Beautifully composed shots, you should be well proud of that set! 
Cracking stuff, thanks for sharing!


----------



## flyboys90 (Mar 30, 2015)

What a find ! Great shots and a beautiful location,some amazing old vehicles.


----------



## HughieD (Mar 30, 2015)

Spesh. Loving those shots.


----------



## stu8fish (Mar 30, 2015)

Cracking set. Nice.


----------



## smiler (Mar 30, 2015)

Lovely post, I could happily spend time nosing around here, their seems to be other derelict cottages in the background, did you take a look at them?, I enjoyed looking, Thanks


----------



## stesh (Apr 2, 2015)

Hi Smiler,

Yeah there's some cracking derelict farm houses all around that area.


----------



## Potter (Apr 10, 2015)

That's a cool little vehicle graveyard.
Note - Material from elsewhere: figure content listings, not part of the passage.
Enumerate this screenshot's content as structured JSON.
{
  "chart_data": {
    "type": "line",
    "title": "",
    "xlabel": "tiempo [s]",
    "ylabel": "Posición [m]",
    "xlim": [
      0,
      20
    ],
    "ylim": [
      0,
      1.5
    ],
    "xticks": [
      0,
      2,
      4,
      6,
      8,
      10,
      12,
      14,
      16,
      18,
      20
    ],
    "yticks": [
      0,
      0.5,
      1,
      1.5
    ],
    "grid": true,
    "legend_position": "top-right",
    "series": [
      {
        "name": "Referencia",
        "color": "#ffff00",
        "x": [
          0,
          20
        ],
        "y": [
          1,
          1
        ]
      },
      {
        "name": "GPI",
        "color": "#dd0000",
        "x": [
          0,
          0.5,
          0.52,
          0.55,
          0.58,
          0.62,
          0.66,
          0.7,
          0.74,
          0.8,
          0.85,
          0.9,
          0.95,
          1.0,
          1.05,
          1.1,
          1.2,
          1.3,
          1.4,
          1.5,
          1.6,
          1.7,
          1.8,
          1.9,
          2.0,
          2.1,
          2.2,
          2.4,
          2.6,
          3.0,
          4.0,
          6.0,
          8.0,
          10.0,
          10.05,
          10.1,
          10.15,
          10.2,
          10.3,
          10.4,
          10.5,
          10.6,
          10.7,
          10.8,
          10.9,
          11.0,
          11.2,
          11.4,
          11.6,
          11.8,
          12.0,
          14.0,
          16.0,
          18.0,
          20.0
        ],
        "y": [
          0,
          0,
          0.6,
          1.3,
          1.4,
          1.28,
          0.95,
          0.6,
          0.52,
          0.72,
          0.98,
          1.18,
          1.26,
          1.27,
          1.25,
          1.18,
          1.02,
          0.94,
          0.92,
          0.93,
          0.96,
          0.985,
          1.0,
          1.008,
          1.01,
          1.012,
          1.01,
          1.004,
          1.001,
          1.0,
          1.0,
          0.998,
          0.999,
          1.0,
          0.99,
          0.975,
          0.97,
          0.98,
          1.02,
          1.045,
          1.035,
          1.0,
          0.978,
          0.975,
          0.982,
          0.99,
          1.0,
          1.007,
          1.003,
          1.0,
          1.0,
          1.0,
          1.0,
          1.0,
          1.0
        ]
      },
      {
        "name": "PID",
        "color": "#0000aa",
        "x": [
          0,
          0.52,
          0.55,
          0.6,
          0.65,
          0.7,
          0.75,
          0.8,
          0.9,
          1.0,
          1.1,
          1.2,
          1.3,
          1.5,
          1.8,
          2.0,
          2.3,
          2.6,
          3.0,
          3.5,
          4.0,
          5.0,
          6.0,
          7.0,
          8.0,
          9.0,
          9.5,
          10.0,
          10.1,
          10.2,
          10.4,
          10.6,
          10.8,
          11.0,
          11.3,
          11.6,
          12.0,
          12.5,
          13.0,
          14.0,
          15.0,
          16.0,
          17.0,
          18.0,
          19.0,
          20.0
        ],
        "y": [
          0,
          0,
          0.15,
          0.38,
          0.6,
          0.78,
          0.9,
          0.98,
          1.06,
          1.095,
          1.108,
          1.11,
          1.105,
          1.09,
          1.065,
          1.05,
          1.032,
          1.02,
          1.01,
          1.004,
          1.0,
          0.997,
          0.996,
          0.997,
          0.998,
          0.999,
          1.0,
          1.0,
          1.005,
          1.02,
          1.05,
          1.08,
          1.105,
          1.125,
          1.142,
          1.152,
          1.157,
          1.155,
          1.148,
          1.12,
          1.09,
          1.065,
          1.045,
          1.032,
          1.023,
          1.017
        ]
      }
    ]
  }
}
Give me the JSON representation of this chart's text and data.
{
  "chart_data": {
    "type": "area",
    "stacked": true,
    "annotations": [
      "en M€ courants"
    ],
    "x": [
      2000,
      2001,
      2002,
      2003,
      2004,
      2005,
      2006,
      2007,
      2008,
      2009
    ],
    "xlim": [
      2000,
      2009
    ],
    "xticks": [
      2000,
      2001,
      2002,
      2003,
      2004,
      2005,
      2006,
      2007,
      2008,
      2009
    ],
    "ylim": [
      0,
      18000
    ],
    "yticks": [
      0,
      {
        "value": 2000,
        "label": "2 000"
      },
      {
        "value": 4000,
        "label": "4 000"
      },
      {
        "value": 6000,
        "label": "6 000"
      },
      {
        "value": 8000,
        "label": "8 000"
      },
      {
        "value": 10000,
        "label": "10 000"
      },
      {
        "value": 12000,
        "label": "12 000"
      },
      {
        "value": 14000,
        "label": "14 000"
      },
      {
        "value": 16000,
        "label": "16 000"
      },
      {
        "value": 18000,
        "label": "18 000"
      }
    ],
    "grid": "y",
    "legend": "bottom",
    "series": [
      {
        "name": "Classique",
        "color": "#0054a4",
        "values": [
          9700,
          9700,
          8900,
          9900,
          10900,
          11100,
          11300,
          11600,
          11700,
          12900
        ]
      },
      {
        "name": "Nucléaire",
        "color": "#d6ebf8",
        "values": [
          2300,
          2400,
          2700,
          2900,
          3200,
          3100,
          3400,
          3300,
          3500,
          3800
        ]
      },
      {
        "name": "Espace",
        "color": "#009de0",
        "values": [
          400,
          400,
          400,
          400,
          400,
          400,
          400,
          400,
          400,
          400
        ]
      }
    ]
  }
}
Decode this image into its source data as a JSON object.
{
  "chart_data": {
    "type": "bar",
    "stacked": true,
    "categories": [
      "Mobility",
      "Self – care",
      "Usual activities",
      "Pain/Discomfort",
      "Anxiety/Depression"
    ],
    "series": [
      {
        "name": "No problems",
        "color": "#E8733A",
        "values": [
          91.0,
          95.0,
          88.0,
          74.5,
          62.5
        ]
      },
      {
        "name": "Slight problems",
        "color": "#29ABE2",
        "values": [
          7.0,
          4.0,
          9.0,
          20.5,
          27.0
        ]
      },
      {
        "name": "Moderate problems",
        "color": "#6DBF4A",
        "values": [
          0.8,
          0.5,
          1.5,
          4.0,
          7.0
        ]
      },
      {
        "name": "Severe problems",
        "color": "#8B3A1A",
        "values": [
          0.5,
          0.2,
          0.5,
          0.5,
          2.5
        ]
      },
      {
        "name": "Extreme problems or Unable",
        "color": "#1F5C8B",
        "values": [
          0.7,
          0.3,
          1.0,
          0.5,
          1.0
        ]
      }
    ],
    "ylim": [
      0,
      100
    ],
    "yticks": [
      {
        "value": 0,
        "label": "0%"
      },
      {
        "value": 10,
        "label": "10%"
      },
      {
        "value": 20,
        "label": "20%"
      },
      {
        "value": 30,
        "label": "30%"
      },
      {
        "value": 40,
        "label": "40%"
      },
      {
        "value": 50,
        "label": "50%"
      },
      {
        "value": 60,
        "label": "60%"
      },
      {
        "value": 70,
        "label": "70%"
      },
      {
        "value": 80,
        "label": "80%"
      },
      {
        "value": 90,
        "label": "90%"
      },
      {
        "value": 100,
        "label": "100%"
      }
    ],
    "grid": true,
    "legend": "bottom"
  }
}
Strange that there is two Minors the same.


----------



## Consett truckie (Jul 8, 2015)

Great find ,I was wondering where about the location of this site is, I live quite close


----------



## krela (Jul 9, 2015)

Please don't ask for location details, it's against the forum rules.

It pretty much says in the title of the thread anyway, I'm sure you can figure the rest out for yourself.


----------



## scribe (Jul 9, 2015)

Love these shots, old vehicles and old buildings. Very nice.


----------